Learning from Experience
Every winter teaches something new. Maryland’s variable climate means no two winters look alike, and what worked beautifully one year might need a tweak the next. Keep notes on:
- When you completed each winterizing task
- Weather patterns through the season
- Which colonies made it and why
- Unexpected problems that came up
- Feed consumption rates
Those records turn into gold over time as you sharpen your winter strategy year after year.
Connecting with the Maryland Beekeeping Community
No beekeeper does this alone. Maryland has plenty of beekeeping associations where experienced mentors share local knowledge about timing, regional challenges, and techniques that have stood the test of time. Local bee clubs are also a great place to find local queens bred for winter hardiness in our specific climate.
The path from first-year beekeeper to confident apiarist includes learning when to follow standard advice and when to adapt it for your own situation. The fundamentals of winter prep (strong colonies, adequate stores, pest management, and proper ventilation) stay constant, but how you apply them shifts with your location and experience.
Whether you’re prepping your first hive for its first winter or fine-tuning an established apiary, the time you spend now to properly winterize beehives lays the groundwork for healthy, productive colonies come spring. Maryland’s bees have been surviving our winters for thousands of years. Our job as beekeepers is simply to give managed colonies the same advantages their wild cousins find in a hollow tree.
Here’s to strong colonies buzzing with life when the first spring flowers bloom.
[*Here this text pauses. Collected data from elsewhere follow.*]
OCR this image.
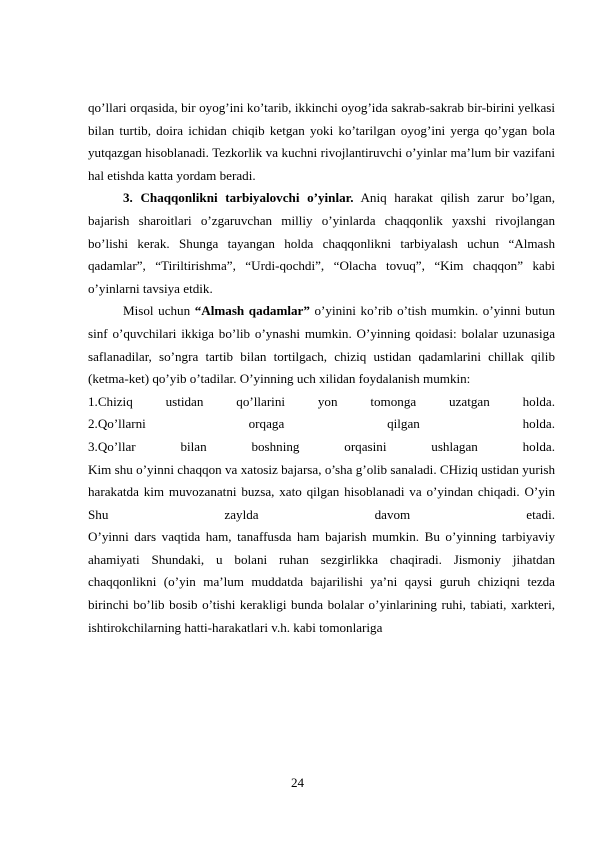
qo’llari orqasida, bir oyog’ini ko’tarib, ikkinchi oyog’ida sakrab-sakrab bir-birini yelkasi bilan turtib, doira ichidan chiqib ketgan yoki ko’tarilgan oyog’ini yerga qo’ygan bola yutqazgan hisoblanadi. Tezkorlik va kuchni rivojlantiruvchi o’yinlar ma’lum bir vazifani hal etishda katta yordam beradi.

3. Chaqqonlikni tarbiyalovchi o’yinlar. Aniq harakat qilish zarur bo’lgan, bajarish sharoitlari o’zgaruvchan milliy o’yinlarda chaqqonlik yaxshi rivojlangan bo’lishi kerak. Shunga tayangan holda chaqqonlikni tarbiyalash uchun “Almash qadamlar”, “Tiriltirishma”, “Urdi-qochdi”, “Olacha tovuq”, “Kim chaqqon” kabi o’yinlarni tavsiya etdik.

Misol uchun “Almash qadamlar” o’yinini ko’rib o’tish mumkin. o’yinni butun sinf o’quvchilari ikkiga bo’lib o’ynashi mumkin. O’yinning qoidasi: bolalar uzunasiga saflanadilar, so’ngra tartib bilan tortilgach, chiziq ustidan qadamlarini chillak qilib (ketma-ket) qo’yib o’tadilar. O’yinning uch xilidan foydalanish mumkin:

1.Chiziq ustidan qo’llarini yon tomonga uzatgan holda.

2.Qo’llarni orqaga qilgan holda.

3.Qo’llar bilan boshning orqasini ushlagan holda.

Kim shu o’yinni chaqqon va xatosiz bajarsa, o’sha g’olib sanaladi. CHiziq ustidan yurish harakatda kim muvozanatni buzsa, xato qilgan hisoblanadi va o’yindan chiqadi. O’yin Shu zaylda davom etadi.

O’yinni dars vaqtida ham, tanaffusda ham bajarish mumkin. Bu o’yinning tarbiyaviy ahamiyati Shundaki, u bolani ruhan sezgirlikka chaqiradi. Jismoniy jihatdan chaqqonlikni (o’yin ma’lum muddatda bajarilishi ya’ni qaysi guruh chiziqni tezda birinchi bo’lib bosib o’tishi kerakligi bunda bolalar o’yinlarining ruhi, tabiati, xarkteri, ishtirokchilarning hatti-harakatlari v.h. kabi tomonlariga

24
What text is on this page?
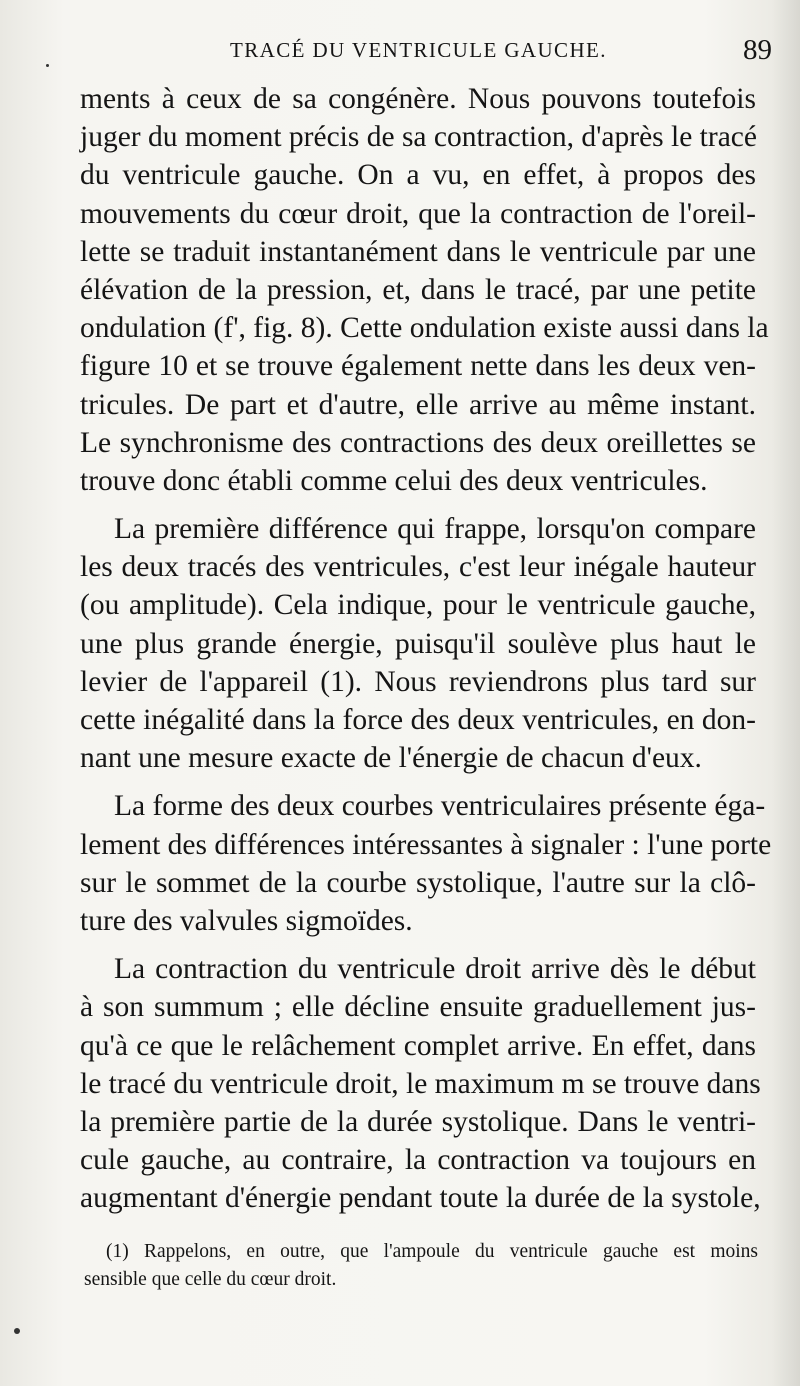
TRACÉ DU VENTRICULE GAUCHE.	89
ments à ceux de sa congénère. Nous pouvons toutefois
juger du moment précis de sa contraction, d'après le tracé
du ventricule gauche. On a vu, en effet, à propos des
mouvements du cœur droit, que la contraction de l'oreil-
lette se traduit instantanément dans le ventricule par une
élévation de la pression, et, dans le tracé, par une petite
ondulation (f', fig. 8). Cette ondulation existe aussi dans la
figure 10 et se trouve également nette dans les deux ven-
tricules. De part et d'autre, elle arrive au même instant.
Le synchronisme des contractions des deux oreillettes se
trouve donc établi comme celui des deux ventricules.
La première différence qui frappe, lorsqu'on compare
les deux tracés des ventricules, c'est leur inégale hauteur
(ou amplitude). Cela indique, pour le ventricule gauche,
une plus grande énergie, puisqu'il soulève plus haut le
levier de l'appareil (1). Nous reviendrons plus tard sur
cette inégalité dans la force des deux ventricules, en don-
nant une mesure exacte de l'énergie de chacun d'eux.
La forme des deux courbes ventriculaires présente éga-
lement des différences intéressantes à signaler : l'une porte
sur le sommet de la courbe systolique, l'autre sur la clô-
ture des valvules sigmoïdes.
La contraction du ventricule droit arrive dès le début
à son summum ; elle décline ensuite graduellement jus-
qu'à ce que le relâchement complet arrive. En effet, dans
le tracé du ventricule droit, le maximum m se trouve dans
la première partie de la durée systolique. Dans le ventri-
cule gauche, au contraire, la contraction va toujours en
augmentant d'énergie pendant toute la durée de la systole,
(1) Rappelons, en outre, que l'ampoule du ventricule gauche est moins
sensible que celle du cœur droit.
FAQs About Winterizing Beehives
When should I start winterizing my beehives in Maryland?
Begin in late August by completing varroa mite treatments, then move through fall feeding and colony assessment in September, and finish the physical hive preparations (entrance reducers, removing queen excluders, insulation, and securing covers) in October before temperatures consistently drop below 50°F. Starting in November is generally too late in Maryland.
How much honey do bees need to survive winter in Maryland?
Maryland colonies typically need 50 to 80 pounds of honey to get through winter. A full shallow super of about 40 to 50 pounds plus stores in the deep brood box provides a comfortable safety margin. You can check by lifting the back of the hive to feel its weight.
Should I insulate my beehive for winter?
Insulation can help, especially in colder inland zones, but it must be paired with proper upper ventilation. Too much insulation without airflow traps moisture inside the hive, and that condensation is more dangerous to bees than the cold itself.
Why is varroa mite treatment so important before winter?
Varroa mites feed on the fat bodies of developing bees, which weakens the very reserves winter bees depend on to survive months of cold. Treating in late summer, before winter bees develop in September and October, helps the colony raise healthy, long-lived winter bees and is one of the biggest factors in winter survival.
Can I open my hive to check on bees during winter?
It’s best not to. Opening a hive in cold weather breaks the propolis seals, disrupts the cluster, and exposes bees to dangerous cold. Monitor from the outside instead by watching for flight activity on warm days, listening for the cluster, and checking the hive’s weight. Only open the hive for genuine emergencies like suspected starvation.